Drug pricing. The opioid epidemic. Boardroom diversity. Immigration crackdowns. The state of cancer care now, and in the future. These things aren’t just topics of conversation in Boston biotech circles, but nationwide. Connecting those two with some lively, candid discussions was the idea behind Xconomy’s “What’s Hot in Boston Biotech” event last week.
Today we’re circling back to give you a small taste of the festivities through a slideshow and a few takeaways from the afternoon—and of course, to offer some hearty thank-yous to everyone who helped make it happen.
Thanks first to all of our attendees for packing the house, and our speakers: Flagship Pioneering founder Noubar Afeyan; Editas Medicine CEO Katrine Bosley; Dana-Farber Cancer Institute president and CEO Laurie Glimcher; Biogen chairman Stelios Papadopoulos; Alkermes CEO Richard Pops; Biomedical Growth Strategies president and CEO Susan Windham-Bannister; Arrakis Therapeutics CEO Michael Gilman; Third Rock Ventures partner Abbie Celniker; Agios Pharmaceuticals CEO David Schenkein; Sarepta Therapeutics president and CEO Ed Kaye; Yumanity Therapeutics chairman and CEO Tony Coles; Ovid Therapeutics CEO Jeremy Levin; National Organization for Rare Disorders president and CEO Peter Saltonstall; Sheriff of Middlesex County Peter Koutoujian; and Fish & Richardson partner Teresa Lavoie.
Thanks also to our event host Biogen, and our sponsors Fish & Richardson, Bayer, Fairfax County Economic Development Authority, General Electric, Wuxi AppTec, Northeastern University, and The Richmond Group. And a hat tip to David Bruno for the photos. Hope you all enjoy them, and we’ll see you again next year.
With that, here are just a few tidbits to chew on from a jam-packed afternoon:
The Cancer Combo Bottleneck: Like many others, Dana Farber Cancer Center president and CEO Laurie Glimcher believes the future of cancer care is turning it into a chronic disease people can survive. That requires combination therapy, and that’s why there is, as she says, an “enormous matrix” of experimental drugs to be tested with one another to see which combinations work best.
To test them, however, companies need patients, and patients need access to clinical trials. The problem: a majority of cancer care is delivered by community oncologists, not large centers like Dana-Farber, and only a fraction of those patients end up in clinical trials. “They just don’t have the infrastructure that’s currently required to do a clinical trial,” Agios Pharmaceuticals CEO David Schenkein said. That bottleneck stymies companies’ abilities to efficiently test this wide swath of potential combinations. “We already have a ton of patients on clinical trials, but we need more,” Glimcher said.

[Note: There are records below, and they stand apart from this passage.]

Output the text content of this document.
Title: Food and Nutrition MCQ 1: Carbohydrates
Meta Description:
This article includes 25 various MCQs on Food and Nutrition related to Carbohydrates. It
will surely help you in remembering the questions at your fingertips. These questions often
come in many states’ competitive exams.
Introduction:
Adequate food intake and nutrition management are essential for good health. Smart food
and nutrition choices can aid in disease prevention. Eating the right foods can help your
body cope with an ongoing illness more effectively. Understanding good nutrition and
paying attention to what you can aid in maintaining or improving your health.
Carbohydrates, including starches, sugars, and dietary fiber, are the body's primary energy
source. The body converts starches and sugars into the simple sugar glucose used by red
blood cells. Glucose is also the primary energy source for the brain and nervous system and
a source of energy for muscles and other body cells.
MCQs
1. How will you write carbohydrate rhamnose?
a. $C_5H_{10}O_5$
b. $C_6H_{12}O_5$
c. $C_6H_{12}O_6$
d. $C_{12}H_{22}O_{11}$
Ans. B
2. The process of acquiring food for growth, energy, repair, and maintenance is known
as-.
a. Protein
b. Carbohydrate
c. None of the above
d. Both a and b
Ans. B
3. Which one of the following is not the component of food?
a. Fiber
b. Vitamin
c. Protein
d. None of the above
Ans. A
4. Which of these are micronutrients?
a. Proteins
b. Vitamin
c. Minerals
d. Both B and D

Stifling immigration = retrograde: When the Trump administration first proposed a travel ban on seven Muslim-majority countries, Ovid Therapeutics CEO Jeremy Levin co-authored a letter signed by more than 100 biotech executives condemning the initiative and praising the impact immigration has had on the life sciences industry. That order, and a second attempt, have both been blocked by federal courts. But government efforts to crack down on immigration have nonetheless ramped up.

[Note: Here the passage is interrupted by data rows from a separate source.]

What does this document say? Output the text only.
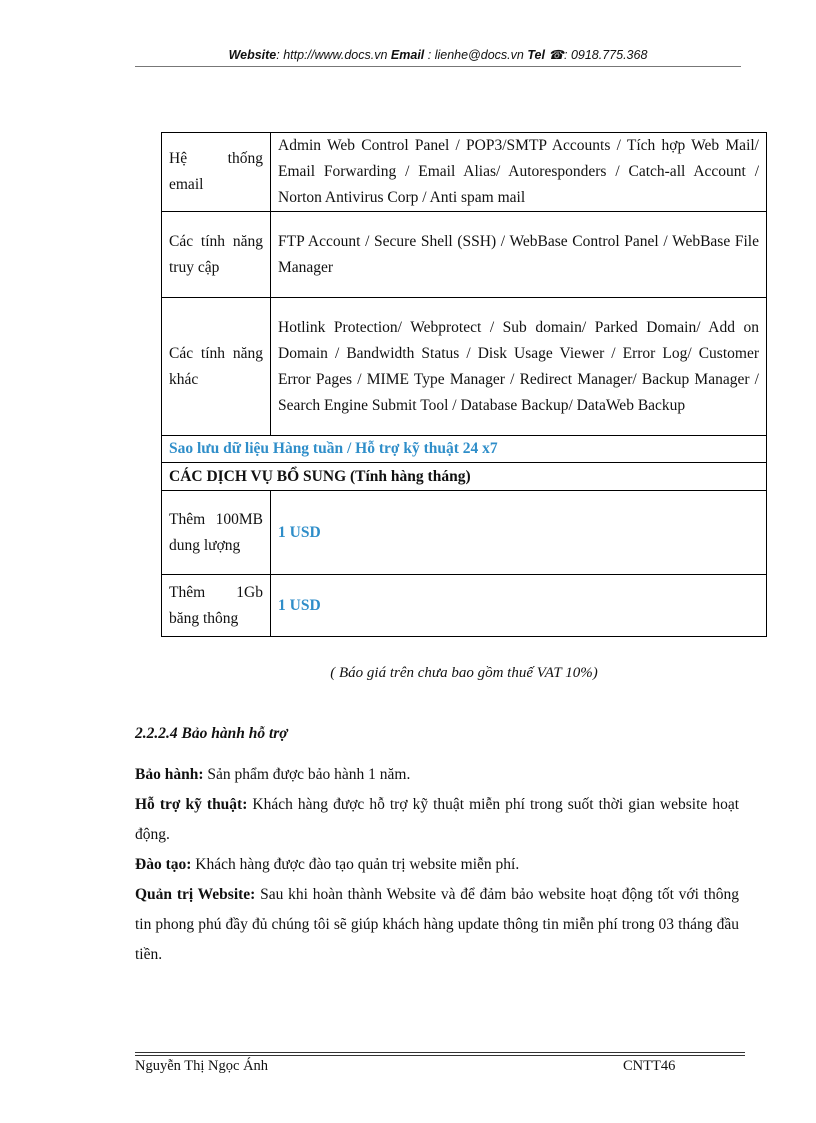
Website: http://www.docs.vn Email : lienhe@docs.vn Tel ☎: 0918.775.368
Hệ thống email	Admin Web Control Panel / POP3/SMTP Accounts / Tích hợp Web Mail/ Email Forwarding / Email Alias/ Autoresponders / Catch-all Account / Norton Antivirus Corp / Anti spam mail
Các tính năng truy cập	FTP Account / Secure Shell (SSH) / WebBase Control Panel / WebBase File Manager
Các tính năng khác	Hotlink Protection/ Webprotect / Sub domain/ Parked Domain/ Add on Domain / Bandwidth Status / Disk Usage Viewer / Error Log/ Customer Error Pages / MIME Type Manager / Redirect Manager/ Backup Manager / Search Engine Submit Tool / Database Backup/ DataWeb Backup
Sao lưu dữ liệu Hàng tuần / Hỗ trợ kỹ thuật 24 x7	
CÁC DỊCH VỤ BỔ SUNG (Tính hàng tháng)	
Thêm 100MB dung lượng	1 USD
Thêm 1Gb băng thông	1 USD
( Báo giá trên chưa bao gồm thuế VAT 10%)
2.2.2.4 Bảo hành hỗ trợ
Bảo hành: Sản phẩm được bảo hành 1 năm.
Hỗ trợ kỹ thuật: Khách hàng được hỗ trợ kỹ thuật miễn phí trong suốt thời gian website hoạt động.
Đào tạo: Khách hàng được đào tạo quản trị website miễn phí.
Quản trị Website: Sau khi hoàn thành Website và để đảm bảo website hoạt động tốt với thông tin phong phú đầy đủ chúng tôi sẽ giúp khách hàng update thông tin miễn phí trong 03 tháng đầu tiền.
Nguyễn Thị Ngọc Ánh	CNTT46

At the event, Levin argued that any “political move” to put up barriers at a time when scientific communication across the globe is as strong as it’s ever been is “so retrograde.” Compromising that network, and effectively stopping the flow of “talent and ideas” will “erode the fundamental elements of innovation,” he said, slowing the life sciences industry’s progress along the way. “We would be doing a great disservice to our industry and our nation by not fighting every step of the way to ensure that immigration continues,” he said.
What’s important to patients? Ask them: The rising power of patient advocacy was on display last year when Sarepta Therapetuics (NASDAQ: [[ticker:SRPT]]) won FDA approval of a Duchenne muscular dystrophy drug, eteplirsen (Exondys 51), whose most substantial data came from a tiny, 12-patient trial yet was supported vociferously by a mobilized patient community. And in his six years at Sarepta, CEO Ed Kaye has seen it all firsthand. Things are different now than they were when Kaye started at Genzyme back in 2001; his eyes were opened when he started at Sarepta. “Patient involvement, but also the knowledge of the patients was so much greater,” he said. “Patients were informing us about aspects of the disease.”
Just one example: According to Kaye, families have told Sarepta that “nobody cares about” the industry standard 6 minute walk test, the main clinical trial goal in Duchenne studies. Patients want to be able to use their iPhones, computers, and wheelchairs; to be able to independently get from a wheelchair to a toilet. Why doesn’t Sarepta collect this data? “We said, well, we should,” Kaye said.
Sarepta got a list of suggestions from patients, and has since incorporated them into its ongoing clinical trials. “If we didn’t address the needs of the patients, we weren’t developing a good drug,” he said.